Psoriasi: cos’è e come si manifesta

psoriasi

La psoriasi è una malattia infiammatoria cronica, che intacca gravemente la qualità di vita dei pazienti e può rivelarsi debilitante nelle forme più severe. I sintomi, almeno quelli più comuni, sono facili da riconoscere: placche in rilievo sulla pelle, rosse e pruriginose, ricoperte da squame biancastre o grigiastre. Lesioni di estensione e intensità variabile, a cui possono accompagnarsi dolore e manifestazioni a danno delle unghie e delle articolazioni, ma anche un maggior rischio di sviluppare altre gravi patologie (o co-morbidità), come la sindrome metabolica, problemi psichiatrici e cardiovascolari. Ne soffrono oltre 125 milioni persone nel mondo, con rischi paragonabili per entrambi i sessi, e pazienti di ogni fascia di età. Le forme che prende la malattia possono essere diverse, e si distinguono in base ai sintomi preponderanti.

Le forme di psoriasi

La tipologia più diffusa viene definita psoriasi volgare, o a placche, e rappresenta circa l’80% di tutte le diagnosi. È caratterizzata da chiazze (le placche) cutanee rosse desquamate e pruriginose, che si presentano generalmente in età adulta e colpiscono con maggiore facilità il cuoio capelluto, gomiti, ginocchia, mani, piedi e busto. Tende ad avere un andamento cronico e recidivante, con sintomi che regrediscono e si ripresentano periodicamente.

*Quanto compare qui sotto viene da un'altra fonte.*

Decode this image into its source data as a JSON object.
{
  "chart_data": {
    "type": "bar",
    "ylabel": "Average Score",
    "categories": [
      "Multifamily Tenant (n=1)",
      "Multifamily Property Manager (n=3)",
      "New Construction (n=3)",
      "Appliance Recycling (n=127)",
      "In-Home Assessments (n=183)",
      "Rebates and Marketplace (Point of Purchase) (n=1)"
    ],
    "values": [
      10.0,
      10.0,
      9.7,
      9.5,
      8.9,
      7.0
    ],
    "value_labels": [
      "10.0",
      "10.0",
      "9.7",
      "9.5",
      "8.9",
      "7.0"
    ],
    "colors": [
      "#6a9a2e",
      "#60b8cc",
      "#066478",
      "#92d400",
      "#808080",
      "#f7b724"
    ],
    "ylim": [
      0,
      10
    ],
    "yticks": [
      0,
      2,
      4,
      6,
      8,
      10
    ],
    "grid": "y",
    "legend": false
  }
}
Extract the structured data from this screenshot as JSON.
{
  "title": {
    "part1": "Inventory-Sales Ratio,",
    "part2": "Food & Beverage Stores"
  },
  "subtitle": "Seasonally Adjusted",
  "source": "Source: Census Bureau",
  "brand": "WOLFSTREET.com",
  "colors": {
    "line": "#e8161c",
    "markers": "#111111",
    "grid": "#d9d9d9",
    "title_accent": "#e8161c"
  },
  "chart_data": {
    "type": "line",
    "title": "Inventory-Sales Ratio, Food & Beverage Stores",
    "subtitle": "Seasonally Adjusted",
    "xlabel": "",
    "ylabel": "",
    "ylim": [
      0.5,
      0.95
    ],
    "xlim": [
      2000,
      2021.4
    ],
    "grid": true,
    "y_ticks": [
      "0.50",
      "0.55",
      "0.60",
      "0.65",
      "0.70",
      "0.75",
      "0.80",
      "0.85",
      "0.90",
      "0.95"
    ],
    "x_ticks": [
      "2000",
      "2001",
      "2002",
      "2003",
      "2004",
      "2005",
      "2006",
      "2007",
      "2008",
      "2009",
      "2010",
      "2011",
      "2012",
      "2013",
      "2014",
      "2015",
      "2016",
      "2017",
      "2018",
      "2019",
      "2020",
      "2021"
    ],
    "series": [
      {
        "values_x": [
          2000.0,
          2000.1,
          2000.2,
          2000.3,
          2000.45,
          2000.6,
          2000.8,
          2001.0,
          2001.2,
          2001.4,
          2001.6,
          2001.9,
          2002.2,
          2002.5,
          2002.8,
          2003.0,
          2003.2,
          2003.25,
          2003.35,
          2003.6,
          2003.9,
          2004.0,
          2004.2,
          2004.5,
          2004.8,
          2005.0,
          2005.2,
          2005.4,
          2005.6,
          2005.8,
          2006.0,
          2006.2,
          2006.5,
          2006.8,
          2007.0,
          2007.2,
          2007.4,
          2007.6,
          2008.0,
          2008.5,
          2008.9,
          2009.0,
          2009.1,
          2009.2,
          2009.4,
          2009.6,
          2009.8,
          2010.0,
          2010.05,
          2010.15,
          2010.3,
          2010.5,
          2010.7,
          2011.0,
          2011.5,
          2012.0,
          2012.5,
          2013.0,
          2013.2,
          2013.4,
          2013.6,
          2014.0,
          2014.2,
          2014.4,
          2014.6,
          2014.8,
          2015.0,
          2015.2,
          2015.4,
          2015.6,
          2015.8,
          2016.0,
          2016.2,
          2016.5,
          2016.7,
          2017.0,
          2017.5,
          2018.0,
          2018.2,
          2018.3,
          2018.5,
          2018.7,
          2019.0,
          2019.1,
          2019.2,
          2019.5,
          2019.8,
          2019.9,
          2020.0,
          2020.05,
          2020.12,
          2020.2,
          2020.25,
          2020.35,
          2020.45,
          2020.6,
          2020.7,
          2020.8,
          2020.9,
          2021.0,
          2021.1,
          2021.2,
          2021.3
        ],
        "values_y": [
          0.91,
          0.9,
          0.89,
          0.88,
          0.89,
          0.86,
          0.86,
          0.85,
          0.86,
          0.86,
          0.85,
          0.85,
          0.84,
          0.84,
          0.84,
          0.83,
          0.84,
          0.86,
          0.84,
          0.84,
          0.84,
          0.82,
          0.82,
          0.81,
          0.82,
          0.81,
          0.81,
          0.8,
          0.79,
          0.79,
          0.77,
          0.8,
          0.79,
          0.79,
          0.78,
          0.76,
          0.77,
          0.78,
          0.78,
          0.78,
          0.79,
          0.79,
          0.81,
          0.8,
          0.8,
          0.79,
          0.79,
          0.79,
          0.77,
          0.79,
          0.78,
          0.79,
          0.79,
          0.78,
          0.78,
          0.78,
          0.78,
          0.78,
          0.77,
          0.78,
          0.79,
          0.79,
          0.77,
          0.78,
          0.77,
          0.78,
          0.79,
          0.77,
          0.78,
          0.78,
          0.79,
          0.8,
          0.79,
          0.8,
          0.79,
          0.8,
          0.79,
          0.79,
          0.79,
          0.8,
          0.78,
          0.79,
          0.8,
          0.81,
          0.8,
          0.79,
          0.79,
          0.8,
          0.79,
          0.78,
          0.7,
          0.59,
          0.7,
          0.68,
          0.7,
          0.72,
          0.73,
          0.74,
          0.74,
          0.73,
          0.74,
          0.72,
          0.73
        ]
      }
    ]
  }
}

Meno comune, ma comunque diffusa, è la psoriasi guttata, in cui le lesioni tendono ad avere una forma simile a gocce (da qui il nome). Rappresenta circa il 10% delle diagnosi, ed è la più comune in età pediatrica e nell’adolescenza, dove spesso insorge in seguito a tonsilliti streptococciche che possono scatenare i sintomi.

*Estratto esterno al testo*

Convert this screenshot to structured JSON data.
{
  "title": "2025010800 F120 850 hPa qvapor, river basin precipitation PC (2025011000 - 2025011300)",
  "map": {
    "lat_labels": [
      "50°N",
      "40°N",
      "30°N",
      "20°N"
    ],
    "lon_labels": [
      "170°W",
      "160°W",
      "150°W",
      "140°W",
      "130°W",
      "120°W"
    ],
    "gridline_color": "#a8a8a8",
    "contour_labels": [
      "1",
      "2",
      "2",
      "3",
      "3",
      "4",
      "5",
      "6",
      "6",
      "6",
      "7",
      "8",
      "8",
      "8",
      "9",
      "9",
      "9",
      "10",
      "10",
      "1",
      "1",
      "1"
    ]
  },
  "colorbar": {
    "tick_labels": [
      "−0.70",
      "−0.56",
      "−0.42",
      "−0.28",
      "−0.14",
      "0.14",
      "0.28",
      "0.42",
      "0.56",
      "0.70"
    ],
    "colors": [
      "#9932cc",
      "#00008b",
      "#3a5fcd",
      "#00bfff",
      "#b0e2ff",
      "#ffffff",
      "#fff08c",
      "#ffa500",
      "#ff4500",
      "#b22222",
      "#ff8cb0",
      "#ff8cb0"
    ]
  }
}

Più rara invece la cosiddetta forma inversa (o psoriasi delle pieghe), che colpisce le pieghe cutanee come l’inguine o la zona sotto-mammaria. Una patologia frequente in pazienti obesi e negli anziani, che rappresenta circa il 3% delle diagnosi.

Le forme più gravi infine sono la psoriasi pustolosa generalizzata, che si presenta con pustole rosse molto estese, che colpiscono il busto, le mucose e il viso, accompagnate spesso da episodi ricorrenti di febbre alta; e la psoriasi eritrodermica, la più severa in assoluto, potenzialmente fatale, con febbre alta e interessamento di tutta la cute, rossa e gonfia.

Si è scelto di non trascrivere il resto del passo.